Working Paper: The information content in contingent convertible bond prices

Credit institutions are to an increasing extent using Contingent Convertible Bonds, CoCos, to meet part of their capital requirements. This paper provides a thorough introduction to CoCos – the product, its use in capital regulation, the market and the specific risks faced by investors. A variety of models illustrate how the complexity of CoCos makes them difficult to use when assessing the soundness of the issuer; in addition to this, the many CoCo specific risks make it questionable whether the cost of CoCos constitutes a lower bound for the cost of equity.


Working Paper: A regional model of the Danish housing market

In this paper, we investigate the geographical connection of the housing market. We estimate a regional model of single-family house prices and show that regions are connected via the relative prices, giving rise to a ripple effect – when house prices increase in one area, part of the housing demand is shifted to other areas. At the same time, we find that house prices are more sensitive to the development of fundamental factors, such as income and interest rates in Copenhagen, and that the ripple effect is stronger from Copenhagen to the rest of Denmark than in the opposite direction.

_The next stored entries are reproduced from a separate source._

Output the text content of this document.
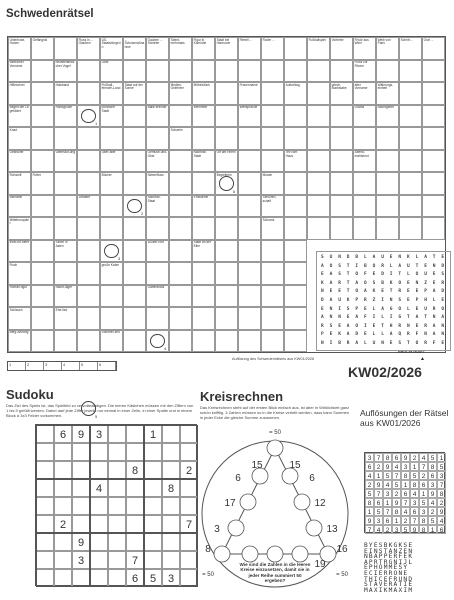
Schwedenrätsel
Unterhose, Hoden
Gefängnis	Fluss in ... Glauben
US-Staatsbürgerin
... Schutzmaßnahme
Gauben ... Schiefer
Talent-mehrmals
Figur in Komödie
Stadt bei Hannover
Rebell ...	Ruder ...	Fußballspiel	Vorbeter	Frisör aus Wien
Weib von Paris
Schritt ...	Graf ...
weiblicher Vorname
neuseeländischer Vogel
Obst	Fluss zur Rhone
Hilfeschrei	Halsband	Fußball-fernseh-Land
Staat auf der Sonne
Medien-Gelehrter
Möbelstück	Frauenname	Aufschlag	griech. Buchstabe
alter Vorname
Währungs-einheit
Begriff der Lit. gebildet
Handgrütze	polnische Stadt
Bälle-erfinder	Weinrebe	Weltsprache	Drama	Nachtgebet
Kraut	Schwein
Geldsorte	Überhäuf-ung	Über-aller	Gemüse-und-Obst
Nachbar-Stadt
Ort am Rhein	Teil vom Haus
Abend-mahlsbrot
Rohstoff	Futter	Bücher	Nebenfluss	Begleiterin	Muster
Beiname	Zeitalter	Nachbar-Staat
Erdwärme	Senioren-schaft
Mitteleuropäer
Schrank
Insel-im-Meer	Strom in Asien
Zucker-rohr	Stadt an der Elbe
Fisch	große Katze
Roman-figur	Nacht-lager	Gartenhaus
Schlauch	Ehe-lied
Berg-Abhang	Sommer-zeit
1
2
3
4
5
6
1	2	3	4	5	6
Auflösung des Schwedenrätsels aus KW01/2026	▲
FRUCHTNAFT
S U N D B L A U E N K L A T E
A O S T I B O R L A U T E N D
E A S T O F E D I T L O U E S
K A R T A O S B K O E N Z E R
N E E T O A K E T R E E P A D
D A U K P R Z I N S E P H L E
E N I S P E L A G O L E U R O
A N N E A F I L I G T A T N A
R S E A O I E T H R N E R A N
P E K A D E L L A Q R F N A N
N I B R A L U N E S T O R F E
KW02/2026
Sudoku
Das Ziel des Spiels ist, das Spielfeld zu vervollständigen. Die leeren Kästchen müssen mit den Ziffern von 1 bis 9 gefüllt werden. Dabei darf jede Ziffer jeweils nur einmal in einer Zeile, in einer Spalte und in einem Block à 3x3 Felder vorkommen.
6	9	3	1
8	2
4	8
2	7
9
3	7
6	5	3
Kreisrechnen
Das Kreisrechnen steht auf der ersten Blick einfach aus, ist aber in Wirklichkeit ganz schön knifflig. 3 Zahlen müssen so in die Kreise verteilt werden, dass kann Summen in jeder Ecke die gleiche Summe zusammen.
= 50
= 50	= 50
15	15
6	6
17	12
3	13
8	16
19
Wie sind die Zahlen in die leeren Kreise einzusetzen, damit sie in jeder Reihe summiert 50 ergeben?
Auflösungen der Rätsel aus KW01/2026
3 7 8 6 9 2 4 5 1
6 2 9 4 3 1 7 8 5
4 1 5 7 8 5 2 6 3
2 9 4 5 1 8 6 3 7
5 7 3 2 6 4 1 9 8
8 6 1 9 7 3 5 4 2
1 5 7 8 4 6 3 2 9
9 3 6 1 2 7 8 5 4
7 4 2 3 5 9 8 1 6
BYESBKGKSE
EINSTANZEN
NBAPPERFEK
APRTRGNIJL
EPHOMMESY
ECIERRONE
THICEFRUND
STAVERATIE
MAXIKMAXIM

Working Paper The Global FDI Network: Searching for Ultimate Investors

This paper addresses three types of geographical decoupling in foreign direct investment (FDI), i.e., challenges when using traditional FDI data as a proxy for real economic integration between economies: (i) large bilateral asymmetries between inward and outward FDI, (ii) the role of special purpose entities (SPEs), and (iii) the effect of moving from immediate counterpart economy to ultimate investing economy (UIE). A unique global FDI network is estimated, where SPEs are removed and FDI positions are broken down by the UIE.

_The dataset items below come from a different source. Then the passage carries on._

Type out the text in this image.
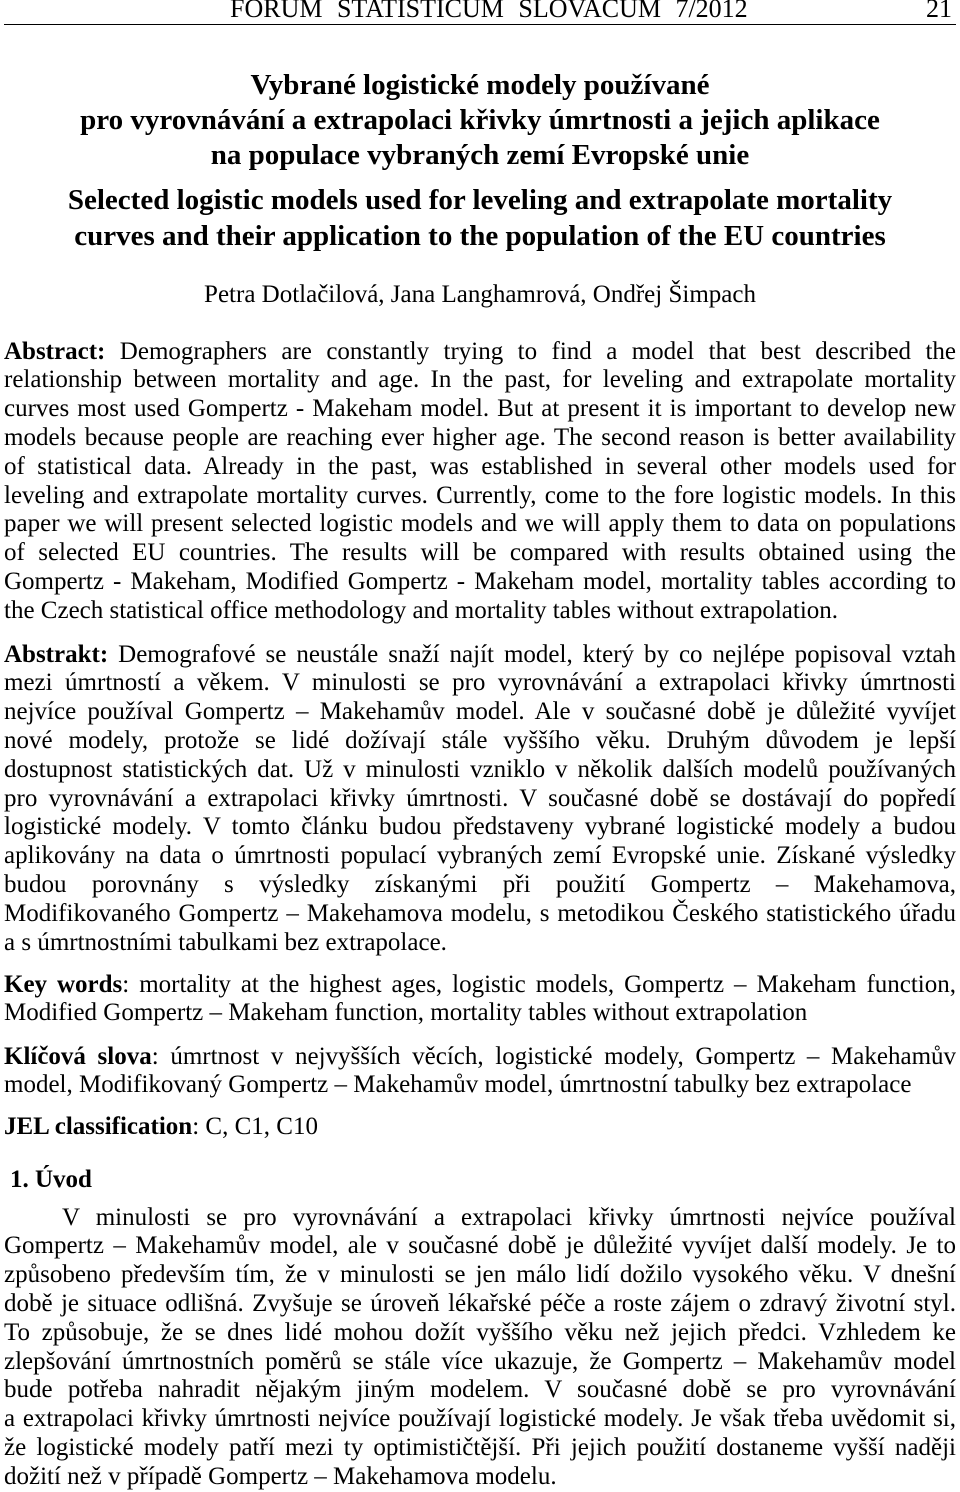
FORUM STATISTICUM SLOVACUM 7/2012	21
Vybrané logistické modely používané
pro vyrovnávání a extrapolaci křivky úmrtnosti a jejich aplikace
na populace vybraných zemí Evropské unie
Selected logistic models used for leveling and extrapolate mortality
curves and their application to the population of the EU countries
Petra Dotlačilová, Jana Langhamrová, Ondřej Šimpach
Abstract: Demographers are constantly trying to find a model that best described the
relationship between mortality and age. In the past, for leveling and extrapolate mortality
curves most used Gompertz - Makeham model. But at present it is important to develop new
models because people are reaching ever higher age. The second reason is better availability
of statistical data. Already in the past, was established in several other models used for
leveling and extrapolate mortality curves. Currently, come to the fore logistic models. In this
paper we will present selected logistic models and we will apply them to data on populations
of selected EU countries. The results will be compared with results obtained using the
Gompertz - Makeham, Modified Gompertz - Makeham model, mortality tables according to
the Czech statistical office methodology and mortality tables without extrapolation.
Abstrakt: Demografové se neustále snaží najít model, který by co nejlépe popisoval vztah
mezi úmrtností a věkem. V minulosti se pro vyrovnávání a extrapolaci křivky úmrtnosti
nejvíce používal Gompertz – Makehamův model. Ale v současné době je důležité vyvíjet
nové modely, protože se lidé dožívají stále vyššího věku. Druhým důvodem je lepší
dostupnost statistických dat. Už v minulosti vzniklo v několik dalších modelů používaných
pro vyrovnávání a extrapolaci křivky úmrtnosti. V současné době se dostávají do popředí
logistické modely. V tomto článku budou představeny vybrané logistické modely a budou
aplikovány na data o úmrtnosti populací vybraných zemí Evropské unie. Získané výsledky
budou porovnány s výsledky získanými při použití Gompertz – Makehamova,
Modifikovaného Gompertz – Makehamova modelu, s metodikou Českého statistického úřadu
a s úmrtnostními tabulkami bez extrapolace.
Key words: mortality at the highest ages, logistic models, Gompertz – Makeham function,
Modified Gompertz – Makeham function, mortality tables without extrapolation
Klíčová slova: úmrtnost v nejvyšších věcích, logistické modely, Gompertz – Makehamův
model, Modifikovaný Gompertz – Makehamův model, úmrtnostní tabulky bez extrapolace
JEL classification: C, C1, C10
1. Úvod
V minulosti se pro vyrovnávání a extrapolaci křivky úmrtnosti nejvíce používal
Gompertz – Makehamův model, ale v současné době je důležité vyvíjet další modely. Je to
způsobeno především tím, že v minulosti se jen málo lidí dožilo vysokého věku. V dnešní
době je situace odlišná. Zvyšuje se úroveň lékařské péče a roste zájem o zdravý životní styl.
To způsobuje, že se dnes lidé mohou dožít vyššího věku než jejich předci. Vzhledem ke
zlepšování úmrtnostních poměrů se stále více ukazuje, že Gompertz – Makehamův model
bude potřeba nahradit nějakým jiným modelem. V současné době se pro vyrovnávání
a extrapolaci křivky úmrtnosti nejvíce používají logistické modely. Je však třeba uvědomit si,
že logistické modely patří mezi ty optimističtější. Při jejich použití dostaneme vyšší naději
dožití než v případě Gompertz – Makehamova modelu.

Working Paper: The ECB's unconventional monetary policy and the role of exchange rate regimes in cross-country spillovers

We study the impact of the ECB's large scale asset purchase programme on selected euro area and neighbouring countries with a particular focus on the role of the exchange rate regime. The effects of the programme are assessed by conducting an event study as well as by estimating a structural VAR model using a shadow short rate as a measure of the monetary policy stance. We find that the programme has contributed to reducing longer-term bond yields in the euro area as well as in neighbouring countries.


Working Paper: A new approach to modelling banks' equity volatility: Adding time-to-maturity jumps

Time-to-maturity is introduced alongside leverage and asset volatility to explain equity volatility. The time-to-maturity can be interpreted as investors' views on when the firm will be liquidated and thereby relates to their view on the funding and solvency situation of the bank. Results for large European banks indicate that changes to the perceived time-to-maturity can indeed partly explain changes in observed equity volatility.


Working Paper: Modelling Fire Sales From Regulatory Cliff Effects

This paper investigates fire sales triggered by regulatory cliff effects induced by the loss of Capital Requirements Regulations (CRR) compliance on covered bonds.


Working Paper: Consumption and savings in a low interest-rate environment

This paper studies consumption and savings decisions of Danish households before and during the financial crisis as well as in the more recent years characterized by negative policy rates.